In 1847, as a result of a war in the Yucatan Peninsula, there was a migration to the Petén lands from the Yucatan, and this came to influence Petén’s gastronomy: Stomach (cow’s) bouillon, gallina en col, gandinga, estofado, salpicon, escabeche de costilla de cerdo (pig’s rib), tepezcuintle en pibil (barbecue), atole de macal, biscotela, longaniza, etc.
This 7 December, in the towns of Flores, and San Francisco, Petén, there is a gastronomic festival called Las Mesitas, where you can find all kinds of these regional dishes and drinks.
From Guatemala’s news paper Prensa Libre.
The only thing I have to regret is not having known about this gastronomic festival last December I was in Petén.
For sure I will not miss this one.
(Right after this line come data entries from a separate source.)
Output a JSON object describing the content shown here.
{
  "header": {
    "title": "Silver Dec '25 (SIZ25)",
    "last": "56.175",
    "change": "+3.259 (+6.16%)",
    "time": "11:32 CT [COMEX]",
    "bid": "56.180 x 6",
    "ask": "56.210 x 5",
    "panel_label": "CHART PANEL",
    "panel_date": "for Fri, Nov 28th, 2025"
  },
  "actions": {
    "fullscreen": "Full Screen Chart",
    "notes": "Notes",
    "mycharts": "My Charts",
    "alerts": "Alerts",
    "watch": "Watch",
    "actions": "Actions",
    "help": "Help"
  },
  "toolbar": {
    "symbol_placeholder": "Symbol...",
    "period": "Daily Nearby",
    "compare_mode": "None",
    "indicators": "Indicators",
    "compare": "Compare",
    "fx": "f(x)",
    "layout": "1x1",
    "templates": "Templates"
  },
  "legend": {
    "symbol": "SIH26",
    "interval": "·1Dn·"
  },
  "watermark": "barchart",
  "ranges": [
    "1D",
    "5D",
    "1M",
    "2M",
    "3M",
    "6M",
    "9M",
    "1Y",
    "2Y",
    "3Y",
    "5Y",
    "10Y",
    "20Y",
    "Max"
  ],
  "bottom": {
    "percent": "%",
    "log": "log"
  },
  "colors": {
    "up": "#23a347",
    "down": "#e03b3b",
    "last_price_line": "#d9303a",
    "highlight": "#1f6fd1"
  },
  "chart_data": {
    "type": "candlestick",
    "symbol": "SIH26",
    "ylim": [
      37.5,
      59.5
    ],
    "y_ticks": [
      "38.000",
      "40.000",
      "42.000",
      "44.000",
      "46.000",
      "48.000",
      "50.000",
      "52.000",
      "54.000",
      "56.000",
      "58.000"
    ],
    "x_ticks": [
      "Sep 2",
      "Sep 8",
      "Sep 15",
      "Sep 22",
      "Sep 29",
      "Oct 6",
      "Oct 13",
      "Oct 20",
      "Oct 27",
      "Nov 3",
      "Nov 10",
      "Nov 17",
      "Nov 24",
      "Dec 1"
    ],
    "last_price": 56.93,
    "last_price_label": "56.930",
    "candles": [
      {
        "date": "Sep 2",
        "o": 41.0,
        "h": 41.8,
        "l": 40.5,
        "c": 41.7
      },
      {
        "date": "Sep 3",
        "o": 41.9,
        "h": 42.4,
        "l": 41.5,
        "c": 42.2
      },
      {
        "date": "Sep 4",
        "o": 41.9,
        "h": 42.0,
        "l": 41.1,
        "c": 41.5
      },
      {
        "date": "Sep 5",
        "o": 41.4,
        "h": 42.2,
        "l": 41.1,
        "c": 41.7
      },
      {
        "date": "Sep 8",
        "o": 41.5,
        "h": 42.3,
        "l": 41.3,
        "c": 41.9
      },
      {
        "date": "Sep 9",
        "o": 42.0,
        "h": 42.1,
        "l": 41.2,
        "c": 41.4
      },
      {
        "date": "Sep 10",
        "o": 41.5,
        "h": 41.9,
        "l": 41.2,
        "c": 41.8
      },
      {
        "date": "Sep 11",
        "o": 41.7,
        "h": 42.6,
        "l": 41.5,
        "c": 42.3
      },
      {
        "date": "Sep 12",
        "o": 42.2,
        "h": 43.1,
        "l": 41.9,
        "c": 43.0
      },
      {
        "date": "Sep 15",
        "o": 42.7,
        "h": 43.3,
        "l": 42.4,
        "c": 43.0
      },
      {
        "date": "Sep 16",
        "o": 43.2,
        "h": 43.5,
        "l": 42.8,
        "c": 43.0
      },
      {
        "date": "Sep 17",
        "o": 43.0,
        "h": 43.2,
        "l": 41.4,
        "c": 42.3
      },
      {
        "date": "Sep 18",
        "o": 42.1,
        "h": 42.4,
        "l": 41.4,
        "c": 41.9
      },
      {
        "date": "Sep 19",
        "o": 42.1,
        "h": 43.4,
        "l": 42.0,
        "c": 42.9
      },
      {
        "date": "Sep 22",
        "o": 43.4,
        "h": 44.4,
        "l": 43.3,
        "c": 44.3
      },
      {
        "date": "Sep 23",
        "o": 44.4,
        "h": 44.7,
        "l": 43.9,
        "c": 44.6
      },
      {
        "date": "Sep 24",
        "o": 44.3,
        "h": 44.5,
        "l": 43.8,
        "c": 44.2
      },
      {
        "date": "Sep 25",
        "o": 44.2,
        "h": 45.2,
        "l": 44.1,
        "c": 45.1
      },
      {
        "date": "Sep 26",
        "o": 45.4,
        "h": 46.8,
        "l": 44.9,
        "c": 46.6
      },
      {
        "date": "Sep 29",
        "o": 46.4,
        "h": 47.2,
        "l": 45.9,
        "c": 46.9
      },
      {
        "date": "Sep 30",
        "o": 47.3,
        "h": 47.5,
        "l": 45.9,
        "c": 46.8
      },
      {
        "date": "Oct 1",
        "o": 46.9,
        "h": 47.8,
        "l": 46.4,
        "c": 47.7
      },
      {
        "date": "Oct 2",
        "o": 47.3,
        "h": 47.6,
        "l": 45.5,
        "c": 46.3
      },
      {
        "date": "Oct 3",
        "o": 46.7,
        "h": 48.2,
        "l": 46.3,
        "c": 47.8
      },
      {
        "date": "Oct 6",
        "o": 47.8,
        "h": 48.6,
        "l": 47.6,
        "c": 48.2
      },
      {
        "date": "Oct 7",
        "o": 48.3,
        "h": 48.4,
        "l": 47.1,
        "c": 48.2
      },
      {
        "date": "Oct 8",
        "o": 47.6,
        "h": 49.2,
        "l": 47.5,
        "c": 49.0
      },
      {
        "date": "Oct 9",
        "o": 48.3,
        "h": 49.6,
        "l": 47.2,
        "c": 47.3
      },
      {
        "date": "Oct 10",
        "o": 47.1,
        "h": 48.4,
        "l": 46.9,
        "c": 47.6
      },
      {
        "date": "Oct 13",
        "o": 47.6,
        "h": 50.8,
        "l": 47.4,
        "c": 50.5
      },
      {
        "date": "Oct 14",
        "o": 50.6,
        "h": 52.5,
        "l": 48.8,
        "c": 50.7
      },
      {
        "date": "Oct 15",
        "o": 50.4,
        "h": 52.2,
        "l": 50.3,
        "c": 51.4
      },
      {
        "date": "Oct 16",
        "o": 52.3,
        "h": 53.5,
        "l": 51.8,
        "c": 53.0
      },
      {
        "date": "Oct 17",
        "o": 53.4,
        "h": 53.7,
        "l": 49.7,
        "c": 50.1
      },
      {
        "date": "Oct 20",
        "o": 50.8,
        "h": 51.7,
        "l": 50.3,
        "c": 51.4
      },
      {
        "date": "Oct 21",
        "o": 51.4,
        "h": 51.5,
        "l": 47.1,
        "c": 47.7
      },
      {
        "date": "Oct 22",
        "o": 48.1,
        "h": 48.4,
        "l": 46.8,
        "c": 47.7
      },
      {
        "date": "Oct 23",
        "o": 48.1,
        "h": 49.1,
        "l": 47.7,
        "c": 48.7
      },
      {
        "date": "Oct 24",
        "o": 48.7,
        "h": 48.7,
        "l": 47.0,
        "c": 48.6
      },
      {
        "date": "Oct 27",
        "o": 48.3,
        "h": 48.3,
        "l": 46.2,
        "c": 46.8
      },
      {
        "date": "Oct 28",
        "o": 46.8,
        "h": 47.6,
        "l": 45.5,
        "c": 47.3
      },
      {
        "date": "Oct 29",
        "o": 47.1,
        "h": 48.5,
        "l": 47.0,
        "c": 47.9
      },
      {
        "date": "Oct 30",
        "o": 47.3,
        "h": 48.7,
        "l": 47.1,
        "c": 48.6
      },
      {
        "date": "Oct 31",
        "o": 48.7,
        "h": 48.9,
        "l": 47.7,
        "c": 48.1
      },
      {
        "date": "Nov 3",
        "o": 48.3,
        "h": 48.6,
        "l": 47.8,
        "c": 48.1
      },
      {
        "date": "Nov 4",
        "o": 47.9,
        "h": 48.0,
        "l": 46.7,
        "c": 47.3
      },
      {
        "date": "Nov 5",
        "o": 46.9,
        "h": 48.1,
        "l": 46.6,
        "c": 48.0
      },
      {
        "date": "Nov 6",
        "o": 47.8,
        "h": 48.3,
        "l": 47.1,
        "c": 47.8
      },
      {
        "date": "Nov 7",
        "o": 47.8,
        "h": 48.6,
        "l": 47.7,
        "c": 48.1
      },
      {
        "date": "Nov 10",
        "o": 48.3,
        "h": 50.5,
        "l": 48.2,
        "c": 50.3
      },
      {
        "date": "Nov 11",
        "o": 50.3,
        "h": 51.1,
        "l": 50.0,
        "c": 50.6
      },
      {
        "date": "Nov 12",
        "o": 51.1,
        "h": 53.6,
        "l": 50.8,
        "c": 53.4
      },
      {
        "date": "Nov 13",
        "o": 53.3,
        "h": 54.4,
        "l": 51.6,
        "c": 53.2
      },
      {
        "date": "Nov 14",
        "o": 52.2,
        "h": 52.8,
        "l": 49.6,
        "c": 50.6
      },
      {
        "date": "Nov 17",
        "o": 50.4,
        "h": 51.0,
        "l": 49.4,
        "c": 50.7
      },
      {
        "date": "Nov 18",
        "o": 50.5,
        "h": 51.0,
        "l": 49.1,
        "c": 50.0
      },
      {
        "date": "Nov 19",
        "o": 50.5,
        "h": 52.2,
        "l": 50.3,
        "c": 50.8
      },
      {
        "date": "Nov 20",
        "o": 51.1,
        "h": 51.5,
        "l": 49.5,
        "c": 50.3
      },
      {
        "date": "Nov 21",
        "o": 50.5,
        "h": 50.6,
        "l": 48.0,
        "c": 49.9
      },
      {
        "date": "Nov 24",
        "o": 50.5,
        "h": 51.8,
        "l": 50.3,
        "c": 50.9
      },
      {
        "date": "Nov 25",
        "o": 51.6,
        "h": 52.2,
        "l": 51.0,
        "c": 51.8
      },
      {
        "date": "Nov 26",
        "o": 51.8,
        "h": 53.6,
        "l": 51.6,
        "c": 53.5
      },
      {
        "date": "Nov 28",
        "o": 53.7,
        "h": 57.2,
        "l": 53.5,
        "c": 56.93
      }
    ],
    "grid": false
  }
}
Who’s coming!?
Yesterday was Guatemala’s first Shuco eating contest.
What are shucos? Shucos are a variation of hot dogs; they are much larger and are prepared with different meats and or cold cuts.
Shuco is a Guatemalan slang word for dirty, and there is a story behind the name.
A young female who used to frequent this area of Guatemala City, where shucos are sold in every corner, was once invited to try them “hot dogs” or “panes”, she replied with disgust: I’m not eating that, they are so “shucos” dirty!
Every time she was in the area, the people who sold them shucos asked her if she wanted to try them shucos, and eventually she decided to try them and she loved them! From them on the name Shuco was used to refer to them.
It was a difficult fight! The winner ended up eating ten of these fully loaded shucos. There were 10 people on second places, they managed to eat 9 of them.
How many can you handle?
Oh, by the way, shucos for the contest came fully loaded with steamed cabbage, guacamole, mayonnaise, mustard and the sausages.